Young people may not have all the tools they need in their financial strategy to plan for their retirement, and this could hurt them in the future.
Approximately 70 percent of young people have yet to start saving for retirement, according to a report conducted by GfK for MainStreet.com. However, close to two-thirds of these people still think they will be able to retire by the time they turn 65 years of age.
Much of this is because of the younger generation’s planned dependence on Social Security benefits. The survey explained that this will be available for them when they plan to retire.
“As long as they are eligible, many Americans equate the date they retire with the date they file for Social Security,” Bill Meyer, co-founder of Social Security Solutions, told MainStreet.com. “Instead, retirees should separate those decisions and look at Social Security as if it’s another asset in their portfolio.”
Older Americans are still ensuring their financial security, which could be a method for younger people to model themselves after.

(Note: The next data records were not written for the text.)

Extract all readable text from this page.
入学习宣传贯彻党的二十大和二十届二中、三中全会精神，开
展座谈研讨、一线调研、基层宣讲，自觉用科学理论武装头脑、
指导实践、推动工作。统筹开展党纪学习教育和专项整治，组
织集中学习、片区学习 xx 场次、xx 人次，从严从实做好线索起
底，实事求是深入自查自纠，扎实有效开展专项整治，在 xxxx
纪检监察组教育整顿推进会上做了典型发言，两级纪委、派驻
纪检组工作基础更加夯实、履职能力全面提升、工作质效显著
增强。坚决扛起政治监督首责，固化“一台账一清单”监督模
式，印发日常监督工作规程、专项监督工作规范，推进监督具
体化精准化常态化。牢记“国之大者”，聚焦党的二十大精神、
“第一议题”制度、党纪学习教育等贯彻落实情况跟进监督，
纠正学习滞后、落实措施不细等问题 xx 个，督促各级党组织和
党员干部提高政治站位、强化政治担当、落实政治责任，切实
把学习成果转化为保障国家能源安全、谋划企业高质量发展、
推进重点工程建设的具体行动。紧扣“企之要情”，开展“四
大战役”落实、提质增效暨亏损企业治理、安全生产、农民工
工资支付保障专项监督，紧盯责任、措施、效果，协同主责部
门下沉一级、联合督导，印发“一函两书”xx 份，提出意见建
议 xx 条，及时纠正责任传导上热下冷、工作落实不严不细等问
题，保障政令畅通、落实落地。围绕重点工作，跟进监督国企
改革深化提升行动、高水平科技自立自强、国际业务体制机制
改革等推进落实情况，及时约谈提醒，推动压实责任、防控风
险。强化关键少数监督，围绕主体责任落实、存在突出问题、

The survey said that seven in 10 baby boomers explained they have a life insurance policy.
Another report suggested that there are retirement issues among many consumers. Only 35 percent of consumers explained they will be able to retire when they want, according to a report from PricewaterhouseCoopers. Nearly half of those polled noted their most significant concern regarding retirement is running out of money in their lifetime.
The youngest generation had a confidence level of 36 percent regarding their ability to retire, the report added. This was notably lower than those who were already at retirement age, as 44 percent noted they will be able to retire. The lowest category was those between the ages of 45 to 54, as less than 25 percent noted confidence in retirement ability.